Très confiants, nous les sortons sereinement. Nous avions les permis de conduire, nos cartes d’identité, la carte grise de la voiture…tout bon. Du moins le croyais-je naïvement ; oui j’ai toujours su garder un côté très frais.

-Dites-moi ma petite dame, votre contrôle technique, il est un peu ancien tout de même.

Là, mon mari me jette un regard expressif et atterré, signifiant clairement « Tu n’as pas fait ça quand même ??? C’est pas vrai, dites-moi qu’elle n’a pas fait ça ? Â»

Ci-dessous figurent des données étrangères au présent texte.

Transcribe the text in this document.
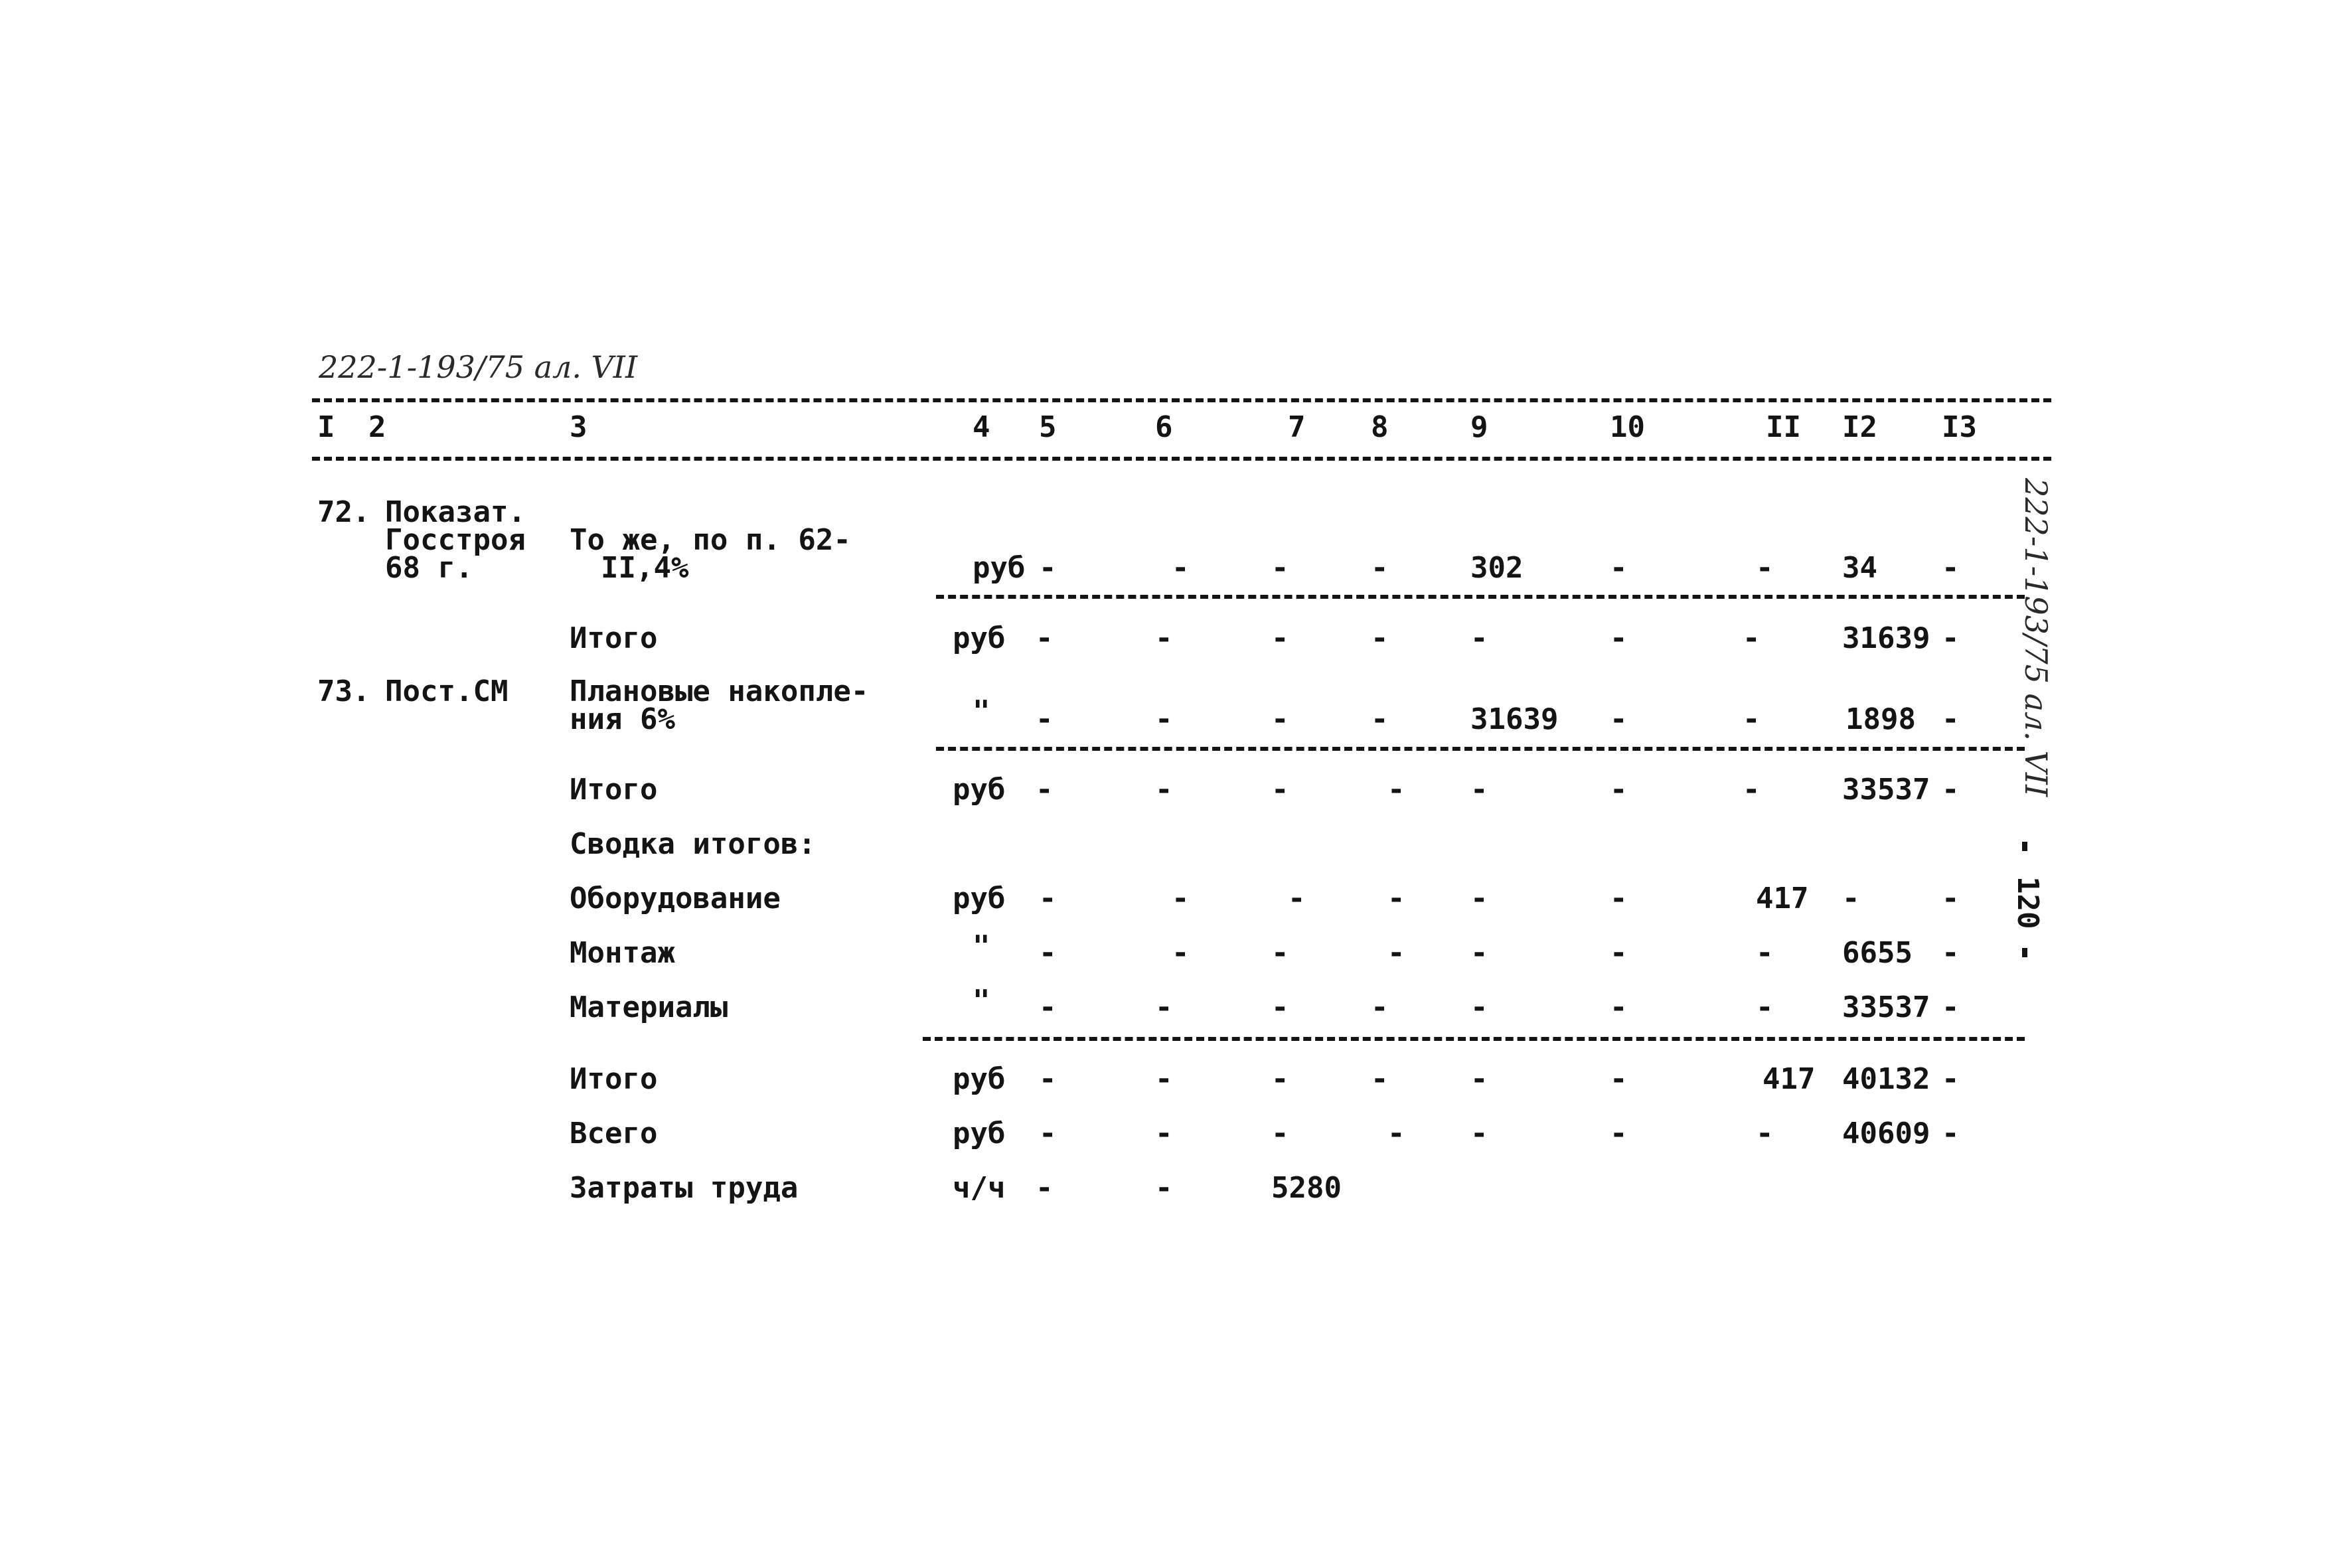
222-1-193/75 ал. VII
I 2	3	4 5	6	7 8	9	10	II I2 I3
72. Показат.
Госстроя
68 г.
То же, по п. 62-
II,4%	руб -	-	-	-	302	-	- 34 -
Итого	руб -	-	-	-	-	-	-	31639 -
73. Пост.СМ Плановые накопле-
ния 6%	" -	-	-	-	31639 -	-	1898 -
Итого	руб -	-	-	- -	-	-	33537 -
Сводка итогов:
Оборудование	руб -	-	-	- -	-	417 -	-
Монтаж	" -	-	-	- -	-	- 6655 -
Материалы	" -	-	-	-	-	-	- 33537 -
Итого	руб -	-	-	-	-	-	417 40132 -
Всего	руб -	-	-	- -	-	- 40609 -
Затраты труда	ч/ч -	-	5280
222-1-193/75 ал. VII
120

Oups. Si, je crois bien que j’ai dû faire ça. Cela fait effectivement un moment que je ne suis pas passée rue Saint Charles, à l’atelier du contrôle technique. Ca m’est complètement sorti de la tête. Oh, oh. Je déglutis péniblement sous le double regard braqué de mon mari et du gendarme, celui qui était beau. L’autre se désintéresse visiblement de mon cas. Il a bien raison. Je me sens comme un chaton avec la tête dans le pot de confiture.

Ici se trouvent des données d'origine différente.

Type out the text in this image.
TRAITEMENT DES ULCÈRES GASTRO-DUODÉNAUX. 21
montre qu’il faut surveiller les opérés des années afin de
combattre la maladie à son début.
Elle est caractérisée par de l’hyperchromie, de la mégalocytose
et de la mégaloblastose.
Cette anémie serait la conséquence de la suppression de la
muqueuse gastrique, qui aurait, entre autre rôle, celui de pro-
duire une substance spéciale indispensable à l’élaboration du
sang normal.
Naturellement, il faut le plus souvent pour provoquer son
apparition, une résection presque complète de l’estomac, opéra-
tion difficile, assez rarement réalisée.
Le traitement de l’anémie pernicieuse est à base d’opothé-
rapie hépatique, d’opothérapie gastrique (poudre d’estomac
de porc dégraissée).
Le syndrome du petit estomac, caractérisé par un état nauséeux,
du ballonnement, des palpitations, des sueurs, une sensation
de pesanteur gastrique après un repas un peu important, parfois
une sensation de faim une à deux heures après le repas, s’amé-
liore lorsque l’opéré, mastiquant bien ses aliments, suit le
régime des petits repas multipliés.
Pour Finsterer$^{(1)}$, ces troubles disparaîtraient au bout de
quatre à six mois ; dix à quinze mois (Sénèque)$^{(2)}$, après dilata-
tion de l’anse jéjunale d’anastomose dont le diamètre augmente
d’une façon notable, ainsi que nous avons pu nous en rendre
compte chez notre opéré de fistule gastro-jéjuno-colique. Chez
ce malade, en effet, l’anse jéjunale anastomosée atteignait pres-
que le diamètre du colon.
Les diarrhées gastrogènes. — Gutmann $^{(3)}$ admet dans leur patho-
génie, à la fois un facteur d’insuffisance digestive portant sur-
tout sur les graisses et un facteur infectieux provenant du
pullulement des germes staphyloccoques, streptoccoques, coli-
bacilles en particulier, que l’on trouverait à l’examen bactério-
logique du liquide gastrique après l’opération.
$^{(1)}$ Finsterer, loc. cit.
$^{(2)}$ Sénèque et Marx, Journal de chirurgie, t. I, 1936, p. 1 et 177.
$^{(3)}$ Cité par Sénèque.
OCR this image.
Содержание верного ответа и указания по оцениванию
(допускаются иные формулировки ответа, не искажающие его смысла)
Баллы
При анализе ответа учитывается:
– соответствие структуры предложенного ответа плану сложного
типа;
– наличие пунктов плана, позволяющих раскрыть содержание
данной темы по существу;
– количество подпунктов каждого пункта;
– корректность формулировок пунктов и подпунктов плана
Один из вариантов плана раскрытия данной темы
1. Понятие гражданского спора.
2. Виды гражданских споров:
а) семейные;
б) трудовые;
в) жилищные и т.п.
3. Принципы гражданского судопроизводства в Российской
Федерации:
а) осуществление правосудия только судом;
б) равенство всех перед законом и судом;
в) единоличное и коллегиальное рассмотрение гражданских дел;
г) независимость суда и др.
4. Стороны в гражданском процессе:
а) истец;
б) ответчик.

Bon, il n’y a plus qu’à assumer, c’est ma faute pleine et entière, je vais payer l’amende.

-Nous gardons aussi la carte grise du véhicule.

-Mais comment je vais faire pour la récupérer ? J’habite à Versailles !

-Pas de problème, nous l’enverrons à la gendarmerie de Versailles.

Nous rentrons, penauds, notre promenade bien gâchée par cette rencontre, et mon mari pas très content de moi, il faut bien le dire. Mais sachant comme je suis près de mes sous et que de toute façon rien ne peut me faire plus de mal qu’une attaque au portefeuille, il ne râle pas trop. Arrivée à Versailles, je paye aussitôt l’amende, prends rendez-vous rue Saint Charles, et trois jours après, le contrôle technique de la discorde et du délit est enfin effectué. Aucun problème n’est à signaler. Je pense que les choses s’arrêteront le mercredi suivant, dès que j’aurais récupéré ma carte grise. Nous oublierons cette stupide promenade.


Mercredi 14 novembre : Je me rends, je ne sais pourquoi, à l’hôtel de police de Versailles ; sans doute l’avais-je inconsciemment repéré lors de mes trajets pour aller au travail. Oui j’ai oublié de préciser que j’ai un petit job à temps plein, pas à Versailles même, et que le mercredi est mon seul jour de disponible et de repos dans la semaine.

Je suis reçue fort courtoisement, mais on m’annonce que ma carte grise n’est pas ici. Ils me conseillent d’aller à la gendarmerie de Versailles et m’expliquent où je dois me rendre.

Très bien. J’avais justement mis des baskets de sport, mue par une prescience quasiment occulte. Il m’arrive d’avoir d’étranges prémonitions du pire, que je ne souhaite à personne car elles se réalisent. La preuve.

J’arrive devant une porte fermée et un interphone. Oui, malgré la porte close et le mur de béton quasiment aveugle que j’ai en face de moi, cela correspond à l’adresse que l’on m’a donnée. Je sonne à l’interphone et me plie en deux pour parler car il est placé très bas (sans doute pour des enfants ( ?)).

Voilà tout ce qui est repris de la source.